Imagine a perfect autumn day, a cloudless sky, a not-too-vigorous breeze. Settle yourself in an outdoor amphitheatre, looking through the sound shell to a lagoon lavish with waterlilies, a gentle green hill and tall eucalypts. Then add a day of world class music of stunning diversity, and you have some sense of the Four Winds festival.

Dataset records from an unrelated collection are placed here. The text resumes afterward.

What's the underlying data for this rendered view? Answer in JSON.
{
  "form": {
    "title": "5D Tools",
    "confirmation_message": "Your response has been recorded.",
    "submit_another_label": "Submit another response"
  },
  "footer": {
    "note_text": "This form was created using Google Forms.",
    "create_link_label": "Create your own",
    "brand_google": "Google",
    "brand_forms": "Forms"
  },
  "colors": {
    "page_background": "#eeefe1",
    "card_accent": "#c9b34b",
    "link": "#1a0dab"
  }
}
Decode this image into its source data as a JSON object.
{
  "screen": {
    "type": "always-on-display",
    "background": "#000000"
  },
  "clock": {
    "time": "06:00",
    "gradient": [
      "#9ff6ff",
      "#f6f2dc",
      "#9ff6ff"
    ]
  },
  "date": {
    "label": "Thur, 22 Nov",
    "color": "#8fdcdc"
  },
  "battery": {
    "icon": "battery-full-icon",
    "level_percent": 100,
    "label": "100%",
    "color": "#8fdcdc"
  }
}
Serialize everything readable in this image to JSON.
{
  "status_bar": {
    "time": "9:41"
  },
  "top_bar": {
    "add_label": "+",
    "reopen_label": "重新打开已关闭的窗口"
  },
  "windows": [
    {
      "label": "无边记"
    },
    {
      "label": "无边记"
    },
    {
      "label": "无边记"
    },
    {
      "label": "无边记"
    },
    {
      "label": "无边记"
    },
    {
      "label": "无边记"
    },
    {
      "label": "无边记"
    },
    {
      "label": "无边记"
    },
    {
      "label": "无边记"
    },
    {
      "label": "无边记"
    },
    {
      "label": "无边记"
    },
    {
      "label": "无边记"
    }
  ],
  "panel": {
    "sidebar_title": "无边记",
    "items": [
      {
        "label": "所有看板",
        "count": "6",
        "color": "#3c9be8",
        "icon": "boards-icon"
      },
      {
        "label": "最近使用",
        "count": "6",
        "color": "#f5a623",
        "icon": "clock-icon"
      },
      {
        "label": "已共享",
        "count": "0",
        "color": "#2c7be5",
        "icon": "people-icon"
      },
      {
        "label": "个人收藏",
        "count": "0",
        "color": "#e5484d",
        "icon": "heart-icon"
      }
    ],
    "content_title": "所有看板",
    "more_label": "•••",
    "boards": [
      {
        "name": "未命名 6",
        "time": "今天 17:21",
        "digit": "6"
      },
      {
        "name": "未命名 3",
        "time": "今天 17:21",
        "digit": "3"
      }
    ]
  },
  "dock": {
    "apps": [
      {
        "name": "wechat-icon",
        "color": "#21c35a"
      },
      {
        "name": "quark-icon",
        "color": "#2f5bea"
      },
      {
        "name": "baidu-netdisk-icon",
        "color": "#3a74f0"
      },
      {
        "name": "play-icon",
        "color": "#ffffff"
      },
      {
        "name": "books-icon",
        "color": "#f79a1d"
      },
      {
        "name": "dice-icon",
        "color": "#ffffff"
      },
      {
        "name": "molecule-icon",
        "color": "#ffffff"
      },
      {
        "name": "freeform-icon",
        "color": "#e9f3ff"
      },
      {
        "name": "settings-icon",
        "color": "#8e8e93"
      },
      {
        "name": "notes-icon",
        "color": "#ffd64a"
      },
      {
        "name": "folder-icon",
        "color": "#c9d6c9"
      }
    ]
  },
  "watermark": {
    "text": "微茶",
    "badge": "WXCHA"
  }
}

Imagine the Gondwana Chorale, mostly a capella, who manage at one point to sing something very close to silence. The Shakuhatchi, that breathy instrument that takes you to a mysterious world as its player’s neck tendons stretch tauter and tauter with the effort of seeming effortless. The koto (at one point two kotos) which has the diminutive player dancing above the strings. A cello quartet, multiplying that special resonance that seemed to satsify with one cello. Didgeridoos, solo and duet, William Barton’s mother keening and his fingers telling a very funny story across the instrument. The classical accordion (NOT to be confused with the squeeze box!) playing Scottish music with the recorder at speeds beyond belief and then Britten, Rameau and Haydn.
The program? Familiar pieces like Pictures at an exhibition played in unfamiliar ways; unfamiliar pieces like De profundis written for the accordian by Sofia Gubaidulina; and pieces specially commissioned for the festival.
The music ends. Reflections in the lagoon deepen, waterlilies close, and the evening shadows stretch across the amphitheatre.